Pepperdine alumna Kimberly Hill poses with her 2020 Olympic gold medal and golden volleyball she received at the 2021 Founder’s Day from President Jim Gash. Hill was the first female recipient of an Olympic gold medal from Pepperdine. Photo by Denver Patterson
The torch is lit, the crowd is roaring, the U.S. Women’s Volleyball team is ahead and the gold medal is secured.
This was the scene for Class of 2012 Pepperdine alumna Kimberly Hill when she won an Olympic gold medal with the U.S. Women’s Volleyball team in the 2020 Tokyo Olympics, which took place in the summer of 2021 due to COVID-19. Hill is the first female gold medal recipient from Pepperdine.
“The moment we won, we were all looking to each other like ‘Oh my gosh, we actually did it,'” Hill said. “It still feels unreal to be honest.”
Hill started playing volleyball when she was 13 years old in Portland, Ore., after she played soccer and basketball before.
“One of my older sisters played volleyball, so my parents were very kindly like ‘You should give volleyball a try, you might have the body type for it,'” Hill said. “It’s gone well since.”
In 2008, Hill started playing at Pepperdine because she wanted a small Christian school with a Division I volleyball team that could contend nationally. She was also the first and only student-athlete to make the American Volleyball Coaches Association All-American first-team roster in both indoor and sand volleyball during the same season.

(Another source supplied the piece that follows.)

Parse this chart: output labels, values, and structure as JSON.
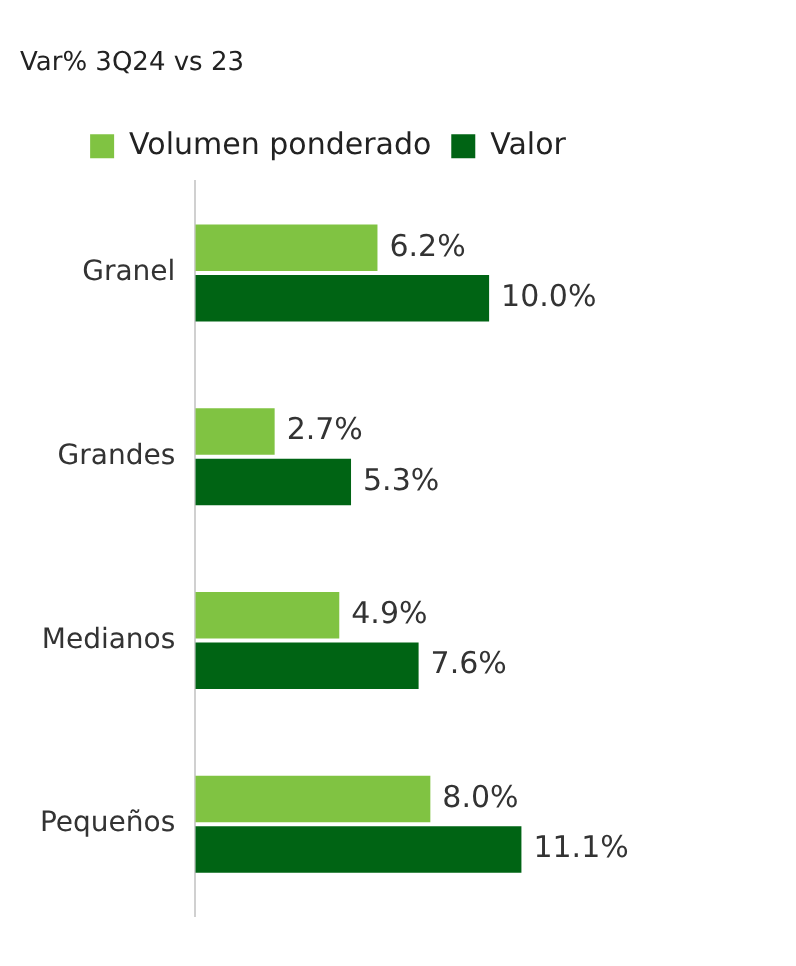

“Pepperdine is kind of a rare thing and so it was the perfect blend for me of both,” Hill said. “It was an easy choice for me.”
After Hill graduated, she started playing professionally. She had to play abroad because, at the time, there wasn’t a professional women’s volleyball league in the U.S.
“We have to go overseas to play professionally, so I’ve been playing in Poland, Turkey, Italy and other countries with the national team throughout the years,” Hill said.
While Hill said she learned and grew a lot from playing abroad, she also said it didn’t come without challenges, especially being so far away from home.
“We’ve had a lot of crazy experiences — like there was a language barrier and I stuck out like a sore thumb,” Hill said. “But I’ve also made some of my closest friends, and really enjoyed seeing different cultures and meeting different kinds of people. It was some of the best times of my life so far.”
Playing volleyball abroad also came with representing Pepperdine and her country on the international level, eventually representing them at the Olympic Games. Hill competed in her first Olympics in 2016 when she won bronze with the team, and most recently in the 2020 games when they won gold.
Hill said even though she was honored to play in 2016, her teammates and her were striving for gold, so they were disappointed when they came out with the bronze medal.
“We had gold on our brain and we fully believed we could,” Hill said. “Losing that semifinal match was devastating, absolutely devastating.”
But Hill said the 2020 win made up for the loss, as the U.S. Women’s Volleyball team won against Brazil, after players had an irregular year of training and the Olympic Games were postponed due to COVID-19.
“I’ll never forget the national anthem at the Olympics,” Hill said. “We’re singing and I’m tearing up, I turn and all my teammates are tearing up. It was just insanely special.”
Hill retired from volleyball following her gold medal win and said she isn’t sure what she is going to do with her time yet, but is going to spend at least a year relaxing and traveling. She said that what she took away from volleyball the most was her relationships, above even the sport itself.
“I am not going to miss the volleyball at all, to be honest, but I’m gonna miss my teammates,” Hill said. “I already have FOMO [fear of missing out], they’re like your best friends and it’s something you don’t really get in normal life — that amount of closeness and bonding that you go through with the team.”
Hill said she advises any athlete interested in playing a sport professionally to play abroad if possible, and to soak up every minute of their respective sport.
“You’ll have the rest of your life to pursue a career here at home, a more stable career, so take advantage and have fun,” Hill said. “Pursue athletics while you can, no matter how long it lasts.”